Posted: Thursday, November 08, 2012 12:00 PM
Steve Brown/Capital Press
Anitra Gorham, with USDA's Natural Resource Conservation Service in Brush Prairie, Wash., shows off a kit-built high tunnel installed with the assistance of federal funds through her office. With its tall interior, end walls and greenhouse plastic roof, "This it everything I'm looking for in an NRCS tunnel," she said.
Growing method expensive, best for high-value crops
By STEVE BROWN
VANCOUVER, Wash. -- Protecting high-value crops from inclement weather is critical in much of Western Washington and Oregon, and high tunnels are a good way to do that, researchers say.

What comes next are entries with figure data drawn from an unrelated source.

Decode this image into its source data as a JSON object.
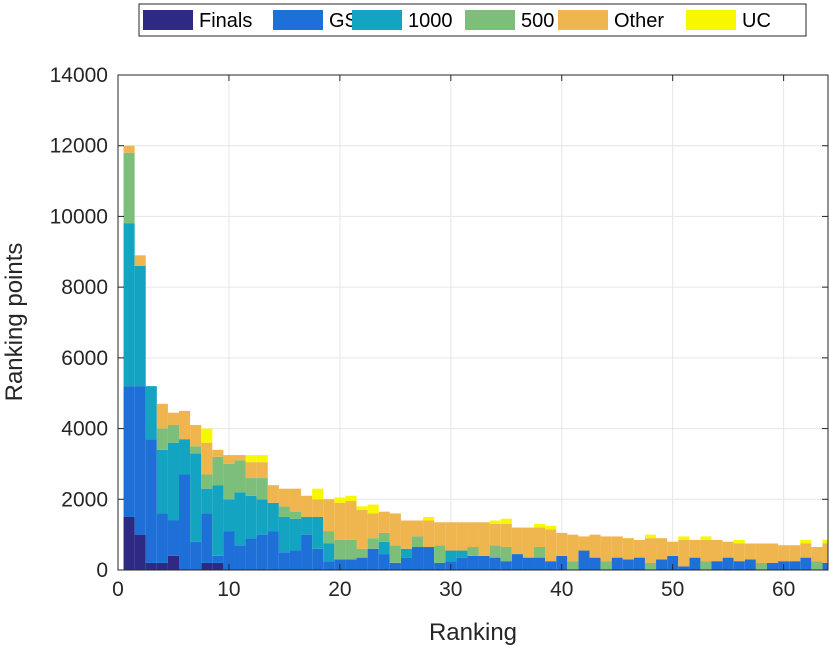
{
  "chart_data": {
    "type": "bar",
    "stacked": true,
    "xlabel": "Ranking",
    "ylabel": "Ranking points",
    "xlim": [
      0,
      64
    ],
    "ylim": [
      0,
      14000
    ],
    "x_ticks": [
      0,
      10,
      20,
      30,
      40,
      50,
      60
    ],
    "y_ticks": [
      0,
      2000,
      4000,
      6000,
      8000,
      10000,
      12000,
      14000
    ],
    "grid": true,
    "legend_position": "top",
    "series": [
      {
        "name": "Finals",
        "color": "#2e2a84",
        "values": [
          1500,
          1000,
          200,
          200,
          400,
          0,
          0,
          200,
          200,
          0,
          0,
          0,
          0,
          0,
          0,
          0,
          0,
          0,
          0,
          0,
          0,
          0,
          0,
          0,
          0,
          0,
          0,
          0,
          0,
          0,
          0,
          0,
          0,
          0,
          0,
          0,
          0,
          0,
          0,
          0,
          0,
          0,
          0,
          0,
          0,
          0,
          0,
          0,
          0,
          0,
          0,
          0,
          0,
          0,
          0,
          0,
          0,
          0,
          0,
          0,
          0,
          0,
          0,
          0
        ]
      },
      {
        "name": "GS",
        "color": "#1f6fd9",
        "values": [
          3700,
          4200,
          3500,
          1400,
          1000,
          2700,
          800,
          1400,
          200,
          1100,
          700,
          900,
          1000,
          1100,
          500,
          550,
          1000,
          600,
          250,
          300,
          300,
          350,
          600,
          450,
          200,
          350,
          650,
          650,
          200,
          250,
          350,
          400,
          400,
          350,
          250,
          450,
          350,
          350,
          250,
          400,
          0,
          550,
          350,
          0,
          350,
          300,
          350,
          0,
          300,
          400,
          100,
          350,
          0,
          250,
          350,
          250,
          300,
          0,
          200,
          250,
          250,
          350,
          0,
          200
        ]
      },
      {
        "name": "1000",
        "color": "#13a4c2",
        "values": [
          4600,
          3400,
          1500,
          1800,
          2200,
          1000,
          2500,
          700,
          2000,
          900,
          1500,
          1200,
          1000,
          800,
          1000,
          900,
          500,
          900,
          500,
          0,
          0,
          0,
          0,
          350,
          0,
          250,
          0,
          0,
          0,
          300,
          200,
          0,
          0,
          0,
          0,
          0,
          0,
          0,
          0,
          0,
          0,
          0,
          0,
          0,
          0,
          0,
          0,
          0,
          0,
          0,
          0,
          0,
          0,
          0,
          0,
          0,
          0,
          0,
          0,
          0,
          0,
          0,
          0,
          0
        ]
      },
      {
        "name": "500",
        "color": "#7dbe7a",
        "values": [
          2000,
          0,
          0,
          600,
          500,
          0,
          200,
          400,
          800,
          1000,
          900,
          500,
          600,
          0,
          300,
          200,
          0,
          0,
          350,
          550,
          550,
          250,
          300,
          250,
          500,
          0,
          300,
          0,
          500,
          0,
          0,
          250,
          0,
          350,
          400,
          0,
          0,
          300,
          0,
          0,
          250,
          0,
          0,
          250,
          0,
          0,
          0,
          200,
          0,
          0,
          0,
          0,
          250,
          0,
          0,
          0,
          0,
          200,
          0,
          0,
          0,
          0,
          250,
          0
        ]
      },
      {
        "name": "Other",
        "color": "#efb54e",
        "values": [
          200,
          300,
          0,
          700,
          350,
          800,
          600,
          900,
          200,
          250,
          150,
          450,
          450,
          500,
          500,
          650,
          600,
          500,
          900,
          1050,
          1100,
          1100,
          700,
          600,
          900,
          800,
          450,
          750,
          650,
          800,
          800,
          700,
          950,
          600,
          650,
          750,
          850,
          550,
          900,
          650,
          750,
          400,
          650,
          700,
          600,
          600,
          500,
          700,
          600,
          400,
          750,
          500,
          600,
          600,
          450,
          500,
          450,
          550,
          550,
          450,
          450,
          400,
          400,
          550
        ]
      },
      {
        "name": "UC",
        "color": "#f7f700",
        "values": [
          0,
          0,
          0,
          0,
          0,
          0,
          0,
          400,
          0,
          0,
          0,
          200,
          200,
          0,
          0,
          0,
          0,
          300,
          0,
          150,
          150,
          100,
          250,
          0,
          0,
          0,
          0,
          100,
          0,
          0,
          0,
          0,
          0,
          100,
          150,
          0,
          0,
          100,
          100,
          0,
          0,
          0,
          0,
          0,
          0,
          0,
          0,
          100,
          0,
          0,
          100,
          0,
          100,
          0,
          0,
          100,
          0,
          0,
          0,
          0,
          0,
          100,
          0,
          100
        ]
      }
    ]
  }
}
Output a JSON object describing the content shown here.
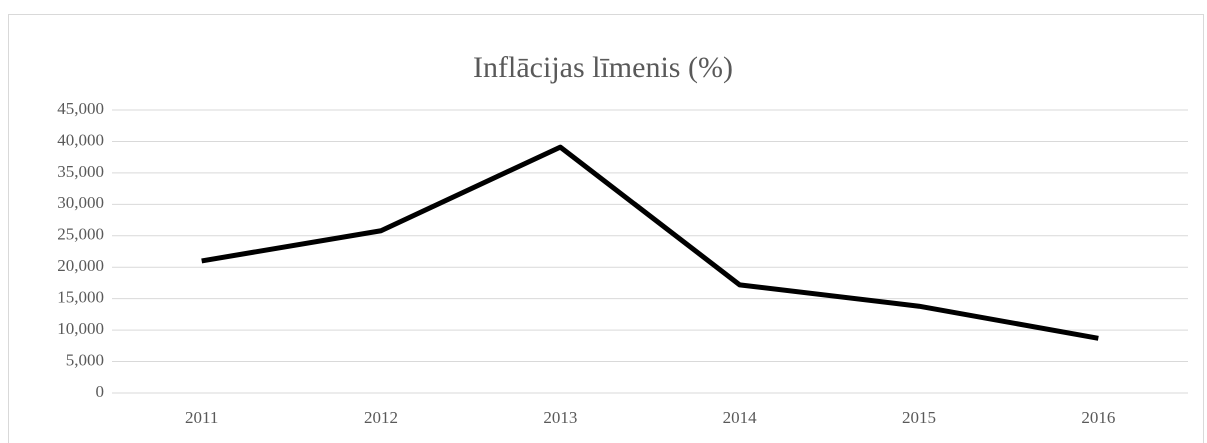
{
  "chart_data": {
    "type": "line",
    "title": "Inflācijas līmenis (%)",
    "categories": [
      "2011",
      "2012",
      "2013",
      "2014",
      "2015",
      "2016"
    ],
    "series": [
      {
        "name": "Inflācijas līmenis (%)",
        "color": "#000000",
        "values": [
          21000,
          25800,
          39100,
          17200,
          13800,
          8700
        ]
      }
    ],
    "ylim": [
      0,
      45000
    ],
    "yticks": [
      0,
      {
        "value": 5000,
        "label": "5,000"
      },
      {
        "value": 10000,
        "label": "10,000"
      },
      {
        "value": 15000,
        "label": "15,000"
      },
      {
        "value": 20000,
        "label": "20,000"
      },
      {
        "value": 25000,
        "label": "25,000"
      },
      {
        "value": 30000,
        "label": "30,000"
      },
      {
        "value": 35000,
        "label": "35,000"
      },
      {
        "value": 40000,
        "label": "40,000"
      },
      {
        "value": 45000,
        "label": "45,000"
      }
    ],
    "grid": true
  }
}
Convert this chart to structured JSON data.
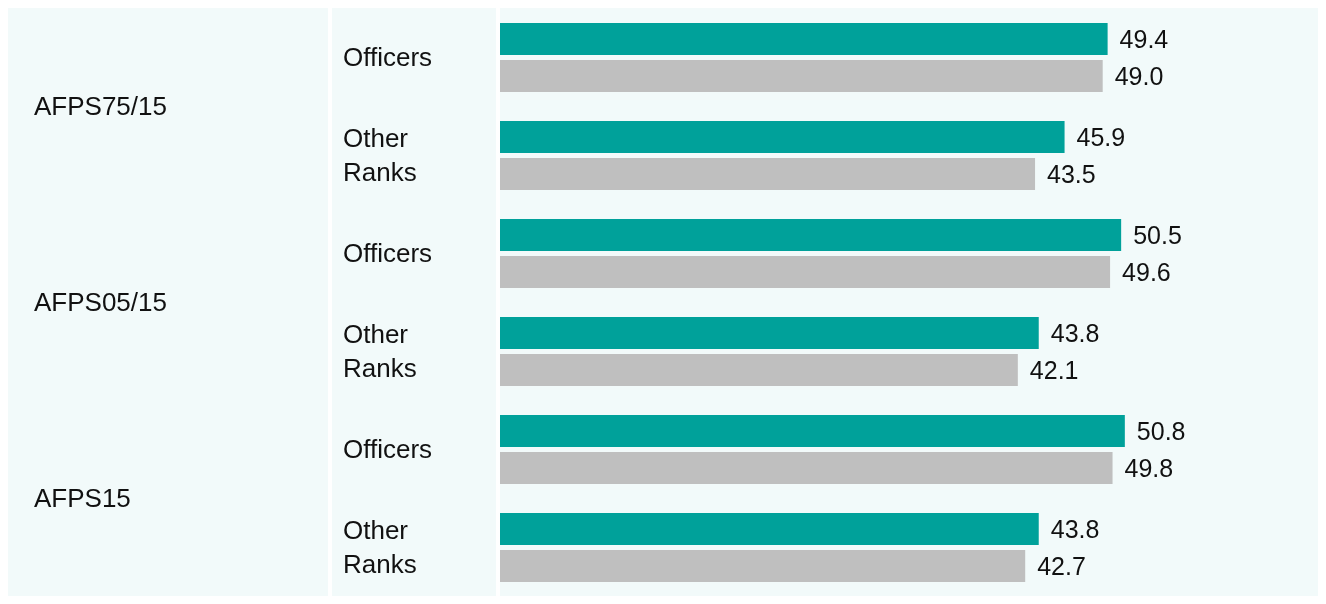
{
  "chart_data": {
    "type": "bar",
    "orientation": "horizontal",
    "categories": [
      "Officers",
      "Other Ranks",
      "Officers",
      "Other Ranks",
      "Officers",
      "Other Ranks"
    ],
    "annotations": [
      "AFPS75/15",
      "AFPS05/15",
      "AFPS15"
    ],
    "series": [
      {
        "color": "#00a19a",
        "values": [
          49.4,
          45.9,
          50.5,
          43.8,
          50.8,
          43.8
        ],
        "value_labels": [
          "49.4",
          "45.9",
          "50.5",
          "43.8",
          "50.8",
          "43.8"
        ]
      },
      {
        "color": "#bfbfbf",
        "values": [
          49.0,
          43.5,
          49.6,
          42.1,
          49.8,
          42.7
        ],
        "value_labels": [
          "49.0",
          "43.5",
          "49.6",
          "42.1",
          "49.8",
          "42.7"
        ]
      }
    ],
    "grid": false,
    "legend": false
  }
}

Carol Miles, vegetable specialist at Washington State University's Northwestern Washington Research and Extension Center in Mount Vernon, described her research, which included both successes and failures.
The protected environment inside a high tunnel proved surprisingly beneficial, she said. In comparing tomato crops, Mount Vernon researchers saw an 8- to 38-fold increase in yield by using the tunnels.
One early lesson was discovering how susceptible a tunnel is to the wind, she said. Just a few days after the first open-ended structure was installed at Mount Vernon, a windstorm from an unexpected direction shredded the canopy.
Aligning the tunnel with prevailing winds is important, but so is reacting quickly to changing conditions, she said. End braces add security, and metal hoops outlast PVC. Buttoning down the side walls and enclosing the ends helps the structure survive winds.
Beyond the design and structural integrity, what grows in the tunnel is what makes it pay off.
"I look at high tunnels as expensive real estate," Miles said, "so you need high-value crops. The tunnel adds heat, but it doesn't raise nighttime temperatures. Whatever you put in it has to withstand those lows."
Tomatoes are the primary high-tunnel crop in Washington, the U.S. and in the world, she said, but the practice is also useful for strawberries, melons, eggplants, basil and chili peppers -- whatever likes heat.
A four-season structure, built to withstand wind and snow loads, can also be used to grow salad mixes and leafy greens during the cool of winter.
Closed ends capture more heat, but good ventilation keeps diseases in check, she said. Researchers found that the open-ended tunnels had healthier tomato plants, but the tomatoes were higher quality in the enclosed tunnels.
Chris Guntermann, who sells high tunnel and greenhouse structures at Horticultural Services Inc. in Oregon City, Ore., said there are 115 different variations in size of structures, features and thicknesses of plastic covering.
"A greenhouse is never big enough," he said. "You'll always want bigger and more."
He offered tips in building and maintaining a tunnel:
* Infrared polyvinyl acts like a cloud cover, keeping plants warm at night.
* A roof with a 6-in-12 pitch will shed water; a 3-in-12 pitch won't.
* Washing the plastic will make it last longer and allow more light transmission.
* In choosing a tunnel, consider economics, seasons of use, ventilation, risk tolerance, weather threats, labor efficiency and expandability.
"Get the strongest greenhouse you can afford," Guntermann said.
Miles said growers learn as they go along that "what works for one crop may not work for another."
WSU Extension horticulturist Charles Brun told growers they have a lot of decisions to make. "There's not just one company out there," he said. "It's like buying a car."